Peg Leg Sam (December 18, 1911 – October 27, 1977) was an American country blues harmonicist, singer and comedian. He recorded "Fox Chase" and "John Henry", and worked in medicine shows. He gained his nickname following an accident whilst hoboing in 1930.
Born Arthur Jackson in Jonesville, South Carolina, United States, to David Jackson, a farmer and native of Virginia, and Emma Jackson, Arthur was the fourth of six children. His fraternal great-grandmother, Racheal Williams, was born 1810 in Colonial Virginia, and was commonly referred to as a mulatto. She may have had a Caucasian mother or father, most likely, a caucasian father, as this would have been typical for the time period.
Peg Leg Sam taught himself to play harmonica as a small child but resented school, left home at the age of 12, and never stopped roving. He shined shoes, acted as a house boy, cooked on ships, hoboed, then made a living busking on street corners. He lost his leg trying to hop a train but made a peg out of a fencepost, bound it to his stub with a leather belt and kept moving.

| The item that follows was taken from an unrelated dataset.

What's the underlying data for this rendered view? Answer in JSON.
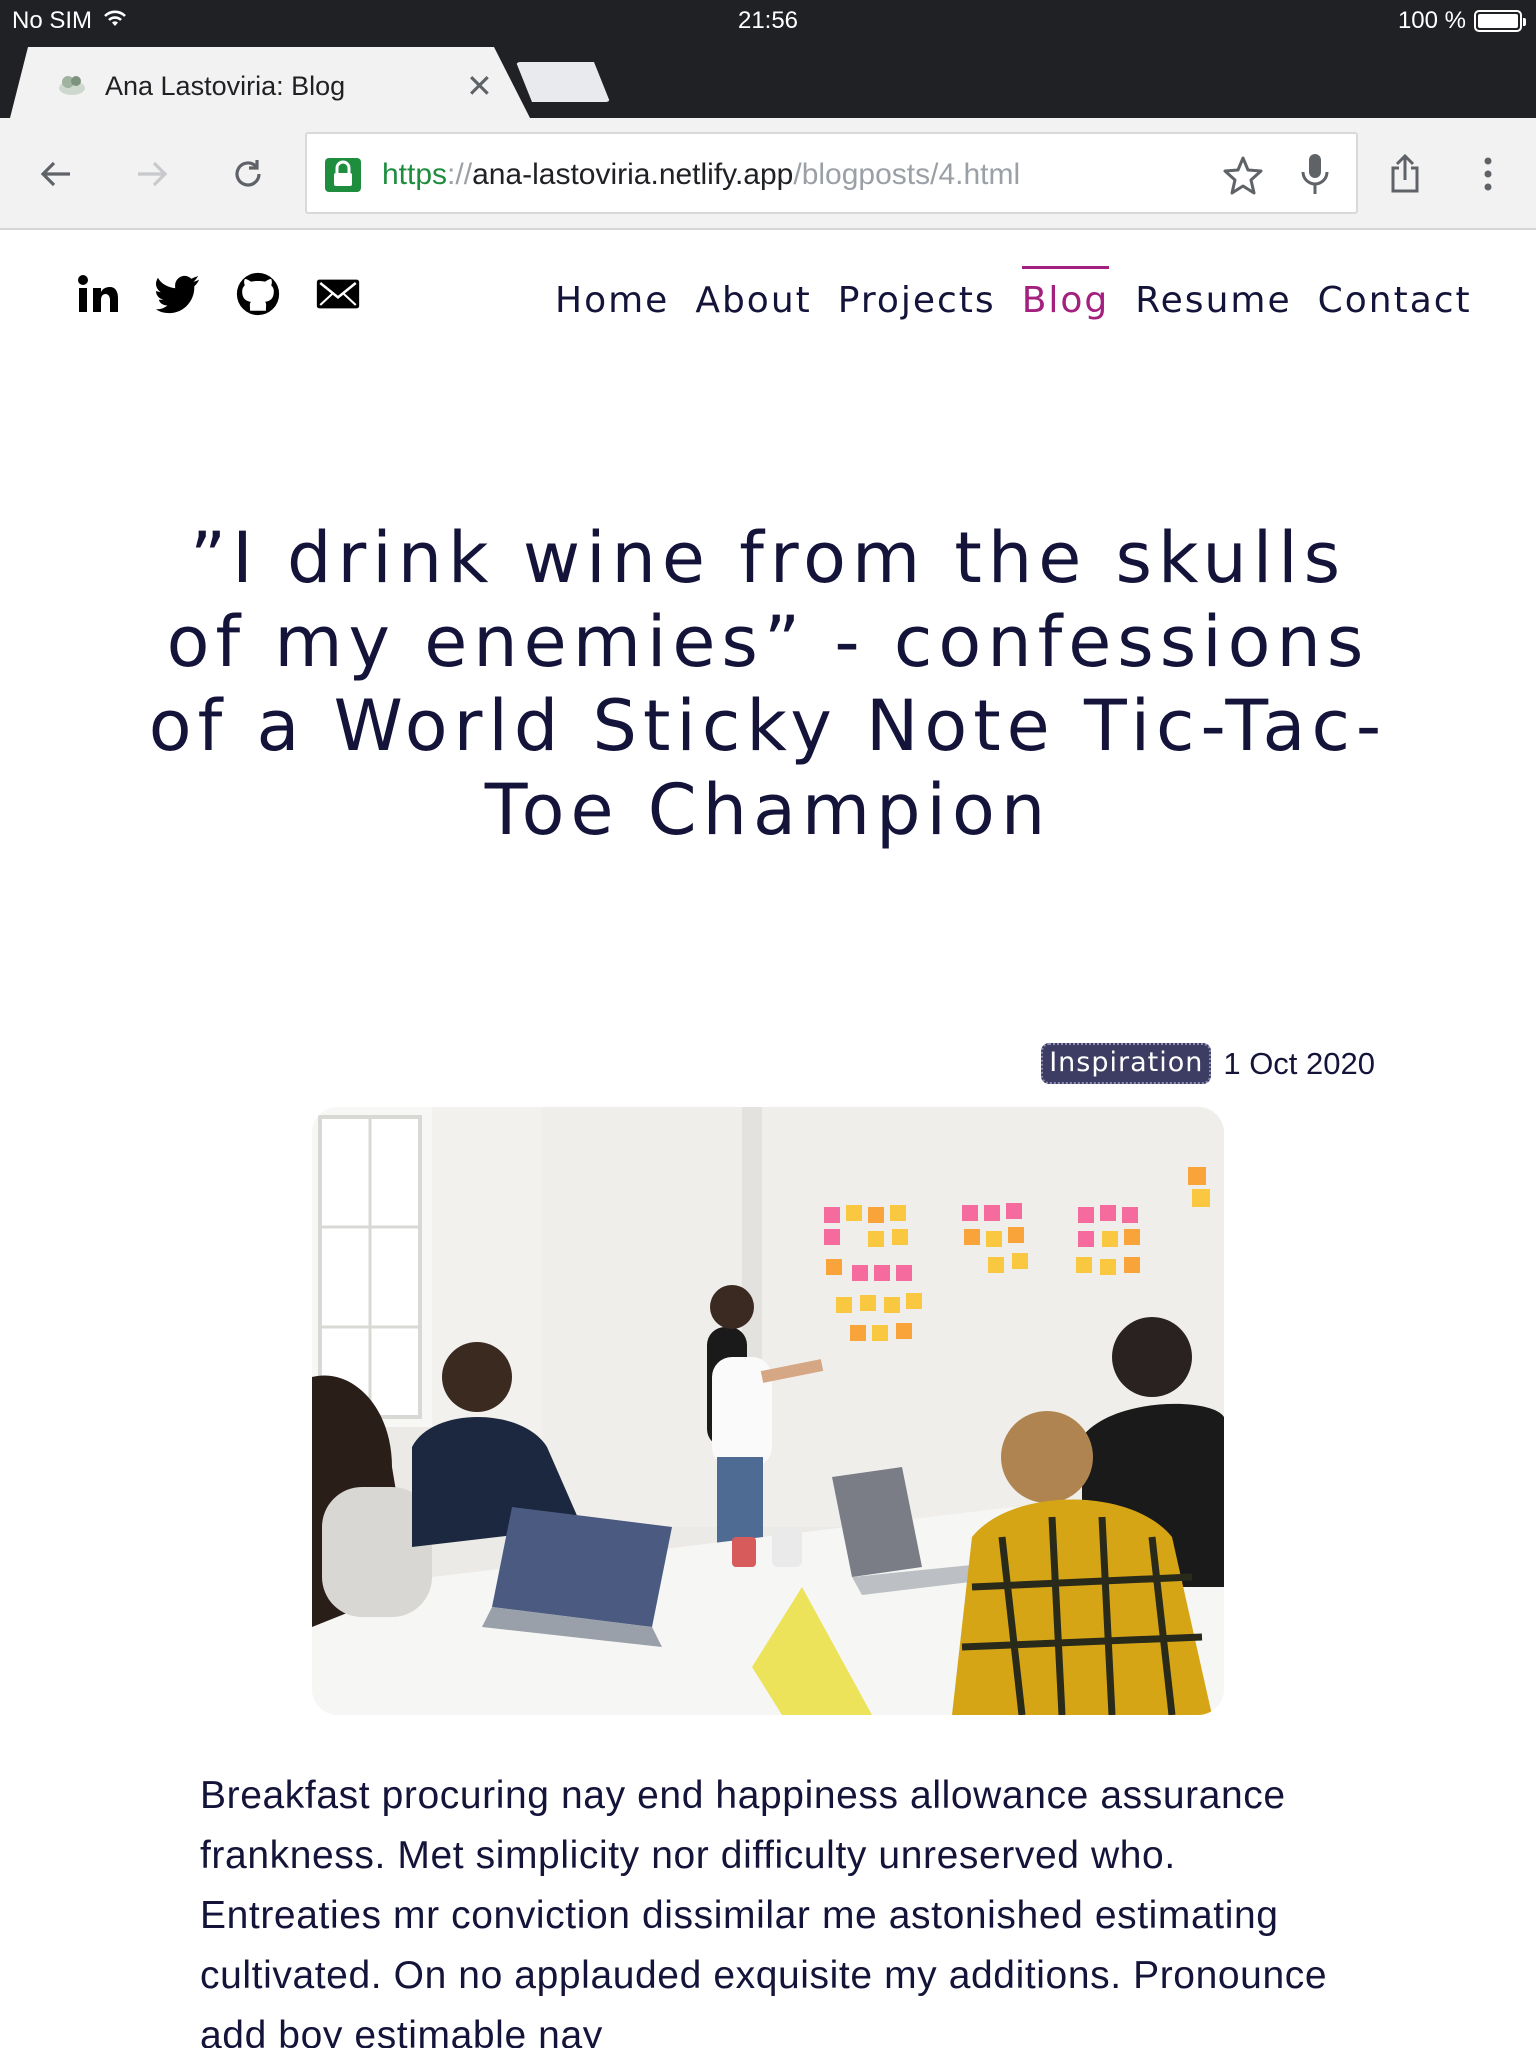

His ability to play two harmonicas at once (while one went in and out of his mouth) made him an attraction and he went on to perform in patent-medicine shows. He could also play notes on his harmonica with his nose. Peg Leg Sam went on to marry Theo S. Jackson, who was 18 years older than him, and the mother of Herbert Miller and Katherine Miller, both natives of Tennessee. Peg Leg Sam gave his last medicine-show performance in 1972 in North Carolina, but continued to appear at music festivals in his final years.
He died in Jonesville in October 1977, at the age of 65.
A biography of Peg Leg Sam, Born for Hard Luck was released by Tom Davenport in 1976. An excerpt of the documentary appears in the French film, Le Fabuleux Destin d'Amélie Poulain.